Ben, the fourth son of Eme and Adaku Agwu, describes how the lives of the four older siblings — Ikenna, Boja, Obembe, and himself — are changed forever when their disciplinarian father, Eme, a Central Bank of Nigeria employee, is transferred to Yola in Northern Nigeria. Their mother, Adaku, remains behind to care for the six children. Never in support of the transfer, Adaku tries to manage the affairs of the home without her husband, but she is always one step behind the boys. 

Searching for entertainment, Ikenna, the first son, suggests his siblings and friends take up fishing at the Omi-Ala River.  Locals once believed the river was a god and built shrines in its honor, but when Christianity found its footing in Akure, they came to view the river as an evil place. The town council placed — but then lifted — a dawn-to-dusk curfew when corpses, animal carcasses, and ritualistic materials began to appear in the water.

For six months, the Agwu brothers and their friends, pretending to play football, go fishing in the Omi-Ala, where they meet Abulu. As the boys return one evening from the river, Abulu prophesies Ikenna’s death at the hands of a fisherman. 

Fear consumes Ikenna, leading him to suspect his brothers of plotting his death; after all, they are fishermen. This worry causes him to sever ties with them and, in doing so, hurt them, especially his brother Boja. Ikenna becomes irrational and beats his brothers. Not even their father’s brief visit can stop the unfolding tragedy. 

Abulu’s prophesy begins to fulfill itself, and two of the brothers die. And then Abulu’s madness seems to leap into Obembe, and Ben is carried along in his brother’s wake.

From the first few pages of The Fishermen, the author hints at the unfortunate events that will occur, and the tension builds with each turn of the page. He shifts between the past and the present, guiding readers in connecting the dots. The author’s writing is rich and descriptive, convincingly capturing life in Akure in the 1990s.

Chigozie Obioma’s Nigeria is one where people of different ethnic groups live in harmony, where politics is the subject of every conversation, and where Western education and commodities continue to be sought.

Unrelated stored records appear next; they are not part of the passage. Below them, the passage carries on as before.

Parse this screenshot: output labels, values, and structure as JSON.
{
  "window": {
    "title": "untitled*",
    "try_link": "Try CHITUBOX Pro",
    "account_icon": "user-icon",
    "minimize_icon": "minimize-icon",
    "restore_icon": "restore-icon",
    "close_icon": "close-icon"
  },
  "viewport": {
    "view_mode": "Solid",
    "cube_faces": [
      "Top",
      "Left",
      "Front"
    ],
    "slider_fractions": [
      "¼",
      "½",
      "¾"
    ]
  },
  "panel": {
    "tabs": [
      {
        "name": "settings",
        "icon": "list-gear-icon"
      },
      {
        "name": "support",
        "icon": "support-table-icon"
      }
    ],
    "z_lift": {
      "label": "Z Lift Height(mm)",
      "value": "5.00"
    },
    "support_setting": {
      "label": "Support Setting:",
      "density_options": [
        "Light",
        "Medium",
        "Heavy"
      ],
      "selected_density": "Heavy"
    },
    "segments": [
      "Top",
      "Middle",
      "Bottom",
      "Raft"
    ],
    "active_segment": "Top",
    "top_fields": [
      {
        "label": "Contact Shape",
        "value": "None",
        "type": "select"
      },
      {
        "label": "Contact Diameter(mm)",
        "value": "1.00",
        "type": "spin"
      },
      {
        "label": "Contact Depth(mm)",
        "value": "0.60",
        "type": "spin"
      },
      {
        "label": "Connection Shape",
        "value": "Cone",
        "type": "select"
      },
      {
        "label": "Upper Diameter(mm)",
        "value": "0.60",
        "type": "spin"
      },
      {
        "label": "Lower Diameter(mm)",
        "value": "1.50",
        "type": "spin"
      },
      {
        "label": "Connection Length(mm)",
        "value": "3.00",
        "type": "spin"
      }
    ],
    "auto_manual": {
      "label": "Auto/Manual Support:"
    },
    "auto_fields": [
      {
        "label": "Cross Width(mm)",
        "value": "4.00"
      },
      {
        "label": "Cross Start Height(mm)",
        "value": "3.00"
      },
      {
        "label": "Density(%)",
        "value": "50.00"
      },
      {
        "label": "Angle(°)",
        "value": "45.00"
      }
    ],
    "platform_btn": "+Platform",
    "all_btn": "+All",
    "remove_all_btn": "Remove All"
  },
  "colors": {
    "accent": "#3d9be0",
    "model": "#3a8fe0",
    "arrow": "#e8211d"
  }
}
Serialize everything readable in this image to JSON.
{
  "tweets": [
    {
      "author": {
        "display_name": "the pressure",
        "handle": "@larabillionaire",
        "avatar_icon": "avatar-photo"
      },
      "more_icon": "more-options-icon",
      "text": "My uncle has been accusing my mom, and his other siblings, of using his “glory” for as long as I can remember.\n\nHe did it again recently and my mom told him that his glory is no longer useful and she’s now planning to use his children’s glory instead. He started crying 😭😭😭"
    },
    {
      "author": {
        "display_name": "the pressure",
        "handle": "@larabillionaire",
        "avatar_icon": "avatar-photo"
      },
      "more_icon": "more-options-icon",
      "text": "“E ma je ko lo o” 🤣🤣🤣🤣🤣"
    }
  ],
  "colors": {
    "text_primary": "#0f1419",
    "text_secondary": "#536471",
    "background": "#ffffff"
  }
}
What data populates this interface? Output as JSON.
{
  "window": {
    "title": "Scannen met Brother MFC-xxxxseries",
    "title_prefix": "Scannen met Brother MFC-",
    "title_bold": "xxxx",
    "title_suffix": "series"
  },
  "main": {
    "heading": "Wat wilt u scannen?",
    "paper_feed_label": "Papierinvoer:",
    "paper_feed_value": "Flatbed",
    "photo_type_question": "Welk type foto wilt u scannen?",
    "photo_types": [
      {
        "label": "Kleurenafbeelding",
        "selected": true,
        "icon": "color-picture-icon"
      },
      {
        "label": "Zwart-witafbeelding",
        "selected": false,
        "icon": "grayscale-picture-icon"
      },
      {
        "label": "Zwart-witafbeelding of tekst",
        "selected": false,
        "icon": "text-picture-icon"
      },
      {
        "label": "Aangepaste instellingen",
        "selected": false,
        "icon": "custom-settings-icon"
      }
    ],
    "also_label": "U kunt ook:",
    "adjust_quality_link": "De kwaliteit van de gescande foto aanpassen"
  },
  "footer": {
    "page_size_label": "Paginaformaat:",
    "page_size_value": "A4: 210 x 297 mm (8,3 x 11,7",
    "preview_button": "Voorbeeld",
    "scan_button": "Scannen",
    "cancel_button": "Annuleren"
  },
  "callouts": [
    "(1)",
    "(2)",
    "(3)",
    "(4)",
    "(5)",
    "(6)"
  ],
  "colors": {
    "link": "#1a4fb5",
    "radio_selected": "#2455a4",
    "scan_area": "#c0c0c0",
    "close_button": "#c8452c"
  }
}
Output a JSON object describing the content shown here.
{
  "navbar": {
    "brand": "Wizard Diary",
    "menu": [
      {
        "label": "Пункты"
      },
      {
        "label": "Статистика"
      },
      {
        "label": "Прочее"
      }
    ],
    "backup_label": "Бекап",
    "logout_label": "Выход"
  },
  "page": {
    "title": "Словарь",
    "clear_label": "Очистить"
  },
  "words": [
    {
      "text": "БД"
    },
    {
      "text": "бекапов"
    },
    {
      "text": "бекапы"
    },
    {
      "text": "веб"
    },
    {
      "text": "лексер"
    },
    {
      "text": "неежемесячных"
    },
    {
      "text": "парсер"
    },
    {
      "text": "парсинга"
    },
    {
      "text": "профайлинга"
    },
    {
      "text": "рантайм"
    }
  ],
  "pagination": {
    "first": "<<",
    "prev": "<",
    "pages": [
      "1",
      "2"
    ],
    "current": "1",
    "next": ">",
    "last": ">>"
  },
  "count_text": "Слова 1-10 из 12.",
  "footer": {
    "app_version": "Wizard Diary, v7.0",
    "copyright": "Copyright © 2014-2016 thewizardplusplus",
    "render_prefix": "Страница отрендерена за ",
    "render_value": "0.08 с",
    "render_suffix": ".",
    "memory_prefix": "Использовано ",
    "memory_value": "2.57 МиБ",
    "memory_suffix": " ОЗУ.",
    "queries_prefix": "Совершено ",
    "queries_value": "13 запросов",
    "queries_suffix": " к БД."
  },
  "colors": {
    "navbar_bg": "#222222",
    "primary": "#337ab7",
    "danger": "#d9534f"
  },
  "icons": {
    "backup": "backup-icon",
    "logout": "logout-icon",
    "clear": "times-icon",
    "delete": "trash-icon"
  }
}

Obioma grew up in Akure and was born of an Igbo family, and his writing conveys how the characters have embraced Akure as their home and the people as kin.

Historical events fit seamlessly into this fictional tale — the annulment of the presidential elections in 1993; the Akure riots; MKO Abiola and General Sanni Abacha’s deaths; and the 1996 Atlanta Olympics, to name a few. Obioma’s detailed depiction of an encounter with a political figure will leave the reader wondering if, in fact, the author met that individual. 

Ben, the story’s narrator, has a keen interest in animals and makes fascinating use of his preoccupation. He describes his family members as such: Ikenna, a sparrow and python; Boja; a fungus; Obembe, a search dog; Ben, a moth; David and Nkem, egrets; Adaku, a falconer; and Eme, an eagle.

The author depicts the religious and superstitious minds of the characters in a realistic way — Kayode, a friend of the Agwu brothers, praying over their football; the spirit-filled display of the Celestial Church of Christ members situated close to the Omi-Ala River; the violent reactions of townspeople as Abulu delivers unsolicited prophesies to Adaku, taking the boys to church for deliverance.

For readers who grew up during this story’s era and in its region, the novel will leave them nostalgic. They will walk the streets of Akure, fish in the Omi-Ala, laugh and weep with the characters. For those who did not, this story will introduce this vivid, visceral world. The Fishermen is a commendable debut, one which lingers long after the last words are read. 

Nike Campbell-Fatoki is author of Thread of Gold Beads. She is a budget and finance manager by day and is presently writing a collection of short stories. She lives in the Washington, DC, area.